More Layoffs at Disney Interactive Ahead of November's Epic Mickey 2
The layoffs are exclusive to the online unit of Disney Interactive and did not include the company's video game group. The company has struggled for years to earn a profit with this group and has reported operating losses of more than $40 million, despite having narrowed the losses from $86 million during its second quarter.
Conversely, the media networks division has shown strong growth driven primarily by cable-television channels and the company's ESPN division, which earns the highest subscription fees of any cable channel available.
The May release of The Avengers also far exceeded revenue expectations. The movie has gained more press as of late since the announcement that Amazon (NASDAQ: AMZN) would be offering the film, among others, to subscribers in an effort to gain more share from Netflix (NASDAQ: NFLX) users.
This is the second round of layoffs Disney Interactive has experienced in less than two years, as the company announced 200 layoffs in January 2011 in "reorganization" efforts.

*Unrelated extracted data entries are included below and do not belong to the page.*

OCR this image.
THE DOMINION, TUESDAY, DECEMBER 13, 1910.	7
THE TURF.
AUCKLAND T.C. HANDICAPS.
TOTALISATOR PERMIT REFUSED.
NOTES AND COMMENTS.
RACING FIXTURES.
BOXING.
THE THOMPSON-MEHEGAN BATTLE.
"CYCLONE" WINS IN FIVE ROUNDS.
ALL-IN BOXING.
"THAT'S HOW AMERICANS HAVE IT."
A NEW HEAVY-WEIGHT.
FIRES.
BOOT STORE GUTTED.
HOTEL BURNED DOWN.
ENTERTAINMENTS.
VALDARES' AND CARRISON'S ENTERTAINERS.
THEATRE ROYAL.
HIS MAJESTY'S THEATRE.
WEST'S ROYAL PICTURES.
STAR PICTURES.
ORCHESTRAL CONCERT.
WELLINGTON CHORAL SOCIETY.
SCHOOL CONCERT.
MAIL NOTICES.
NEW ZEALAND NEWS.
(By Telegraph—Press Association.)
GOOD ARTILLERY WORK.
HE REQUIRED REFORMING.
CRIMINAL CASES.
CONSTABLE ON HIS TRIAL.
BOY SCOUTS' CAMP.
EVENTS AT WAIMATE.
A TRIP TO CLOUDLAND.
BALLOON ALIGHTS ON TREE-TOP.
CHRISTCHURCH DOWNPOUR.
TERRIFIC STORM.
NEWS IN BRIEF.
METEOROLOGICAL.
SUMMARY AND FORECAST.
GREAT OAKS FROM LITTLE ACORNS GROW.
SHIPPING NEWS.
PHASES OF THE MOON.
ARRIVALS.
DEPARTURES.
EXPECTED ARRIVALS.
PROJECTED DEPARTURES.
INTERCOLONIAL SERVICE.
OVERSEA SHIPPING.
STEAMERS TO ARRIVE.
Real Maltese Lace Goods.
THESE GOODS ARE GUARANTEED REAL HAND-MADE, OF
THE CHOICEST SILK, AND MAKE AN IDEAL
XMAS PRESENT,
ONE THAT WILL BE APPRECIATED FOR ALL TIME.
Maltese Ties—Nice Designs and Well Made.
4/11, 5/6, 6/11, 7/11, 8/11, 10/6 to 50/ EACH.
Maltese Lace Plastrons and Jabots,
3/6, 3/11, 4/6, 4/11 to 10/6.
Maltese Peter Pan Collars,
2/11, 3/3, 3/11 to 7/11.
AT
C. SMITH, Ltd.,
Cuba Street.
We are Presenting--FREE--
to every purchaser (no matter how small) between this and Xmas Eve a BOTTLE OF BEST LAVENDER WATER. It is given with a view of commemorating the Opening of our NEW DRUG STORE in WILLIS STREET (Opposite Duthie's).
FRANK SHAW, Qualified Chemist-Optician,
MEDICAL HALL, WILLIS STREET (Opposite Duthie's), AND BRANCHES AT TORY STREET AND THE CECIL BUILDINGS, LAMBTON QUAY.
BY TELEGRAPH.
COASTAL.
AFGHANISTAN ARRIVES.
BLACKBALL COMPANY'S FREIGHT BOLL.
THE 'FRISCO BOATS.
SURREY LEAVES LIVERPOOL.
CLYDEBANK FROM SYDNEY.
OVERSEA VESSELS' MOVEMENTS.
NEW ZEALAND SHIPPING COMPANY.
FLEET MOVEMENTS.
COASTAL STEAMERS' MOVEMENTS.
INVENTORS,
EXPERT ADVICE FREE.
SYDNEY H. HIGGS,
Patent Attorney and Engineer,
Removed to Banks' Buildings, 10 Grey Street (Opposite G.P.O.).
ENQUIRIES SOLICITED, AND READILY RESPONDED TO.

Employees will hope to return based on the anticipated success of the company's November 18 release of " Disney Epic Mickey 2: The Power of Two", which may help the Interactive section regain some traction in the revenue marketplace.

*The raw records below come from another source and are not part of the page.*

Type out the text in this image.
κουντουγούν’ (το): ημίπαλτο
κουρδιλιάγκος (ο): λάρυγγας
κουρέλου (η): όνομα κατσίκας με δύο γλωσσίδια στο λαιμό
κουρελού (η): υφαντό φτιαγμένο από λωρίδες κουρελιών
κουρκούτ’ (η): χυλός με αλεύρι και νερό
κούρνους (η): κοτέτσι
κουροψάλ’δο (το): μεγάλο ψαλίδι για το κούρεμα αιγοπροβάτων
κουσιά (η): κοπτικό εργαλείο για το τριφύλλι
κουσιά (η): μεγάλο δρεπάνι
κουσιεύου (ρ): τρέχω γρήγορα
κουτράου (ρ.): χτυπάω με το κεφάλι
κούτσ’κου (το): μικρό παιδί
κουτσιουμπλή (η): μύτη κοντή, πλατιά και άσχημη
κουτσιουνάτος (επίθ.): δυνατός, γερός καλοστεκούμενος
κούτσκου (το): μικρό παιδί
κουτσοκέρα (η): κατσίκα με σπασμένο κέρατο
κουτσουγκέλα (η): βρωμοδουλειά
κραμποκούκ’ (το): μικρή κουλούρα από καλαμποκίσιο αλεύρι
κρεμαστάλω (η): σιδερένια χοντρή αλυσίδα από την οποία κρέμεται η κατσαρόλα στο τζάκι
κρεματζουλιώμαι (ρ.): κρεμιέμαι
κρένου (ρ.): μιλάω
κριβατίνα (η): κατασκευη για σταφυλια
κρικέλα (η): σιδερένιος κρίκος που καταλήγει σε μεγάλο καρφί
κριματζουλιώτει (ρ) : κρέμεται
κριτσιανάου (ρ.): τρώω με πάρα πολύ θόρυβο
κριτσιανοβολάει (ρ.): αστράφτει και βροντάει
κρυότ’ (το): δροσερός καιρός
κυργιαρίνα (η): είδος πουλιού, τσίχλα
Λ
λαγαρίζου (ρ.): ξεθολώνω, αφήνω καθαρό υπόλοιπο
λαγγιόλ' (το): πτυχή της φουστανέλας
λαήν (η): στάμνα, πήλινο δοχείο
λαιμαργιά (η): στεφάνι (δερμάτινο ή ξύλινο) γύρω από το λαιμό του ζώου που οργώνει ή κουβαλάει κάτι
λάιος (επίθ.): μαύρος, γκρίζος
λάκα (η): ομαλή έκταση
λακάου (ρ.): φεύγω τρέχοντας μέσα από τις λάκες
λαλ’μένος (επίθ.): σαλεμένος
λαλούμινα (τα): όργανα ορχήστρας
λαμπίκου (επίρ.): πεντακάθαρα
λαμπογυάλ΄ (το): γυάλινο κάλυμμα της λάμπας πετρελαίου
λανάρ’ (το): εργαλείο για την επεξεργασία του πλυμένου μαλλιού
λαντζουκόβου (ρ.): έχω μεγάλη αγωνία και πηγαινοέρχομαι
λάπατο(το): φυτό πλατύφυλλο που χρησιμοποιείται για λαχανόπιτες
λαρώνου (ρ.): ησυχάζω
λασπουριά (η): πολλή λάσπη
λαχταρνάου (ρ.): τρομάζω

It appears the success of Disney's Interactive division not only depends on its upcoming releases, but also on its partnerships with sites like YouTube and Activision Blizzard (NASDAQ: ATVI) to provide relevant online experiences and new video games, respectively.
Disney's other divisions seem healthy, as ESPN has extended the Major League Baseball contract through 2021. The company reported positive earnings in early August for its second quarter, showing an 18 percent increase in operating income thanks to The Avengers, a welcome addition to an already solid balance sheet.
Second quarter earnings per share (EPS) reports of $1.01 beat consensus estimates of $0.93 and total revenues came in slightly lower-than-expected ($11.088 billion versus $11.305 billion estimate) but overall, Disney is a strong company that can only stand to gain from continued positive releases.
Success from the November releases in the company's Interactive division and established partnerships can only prove accretive for shares.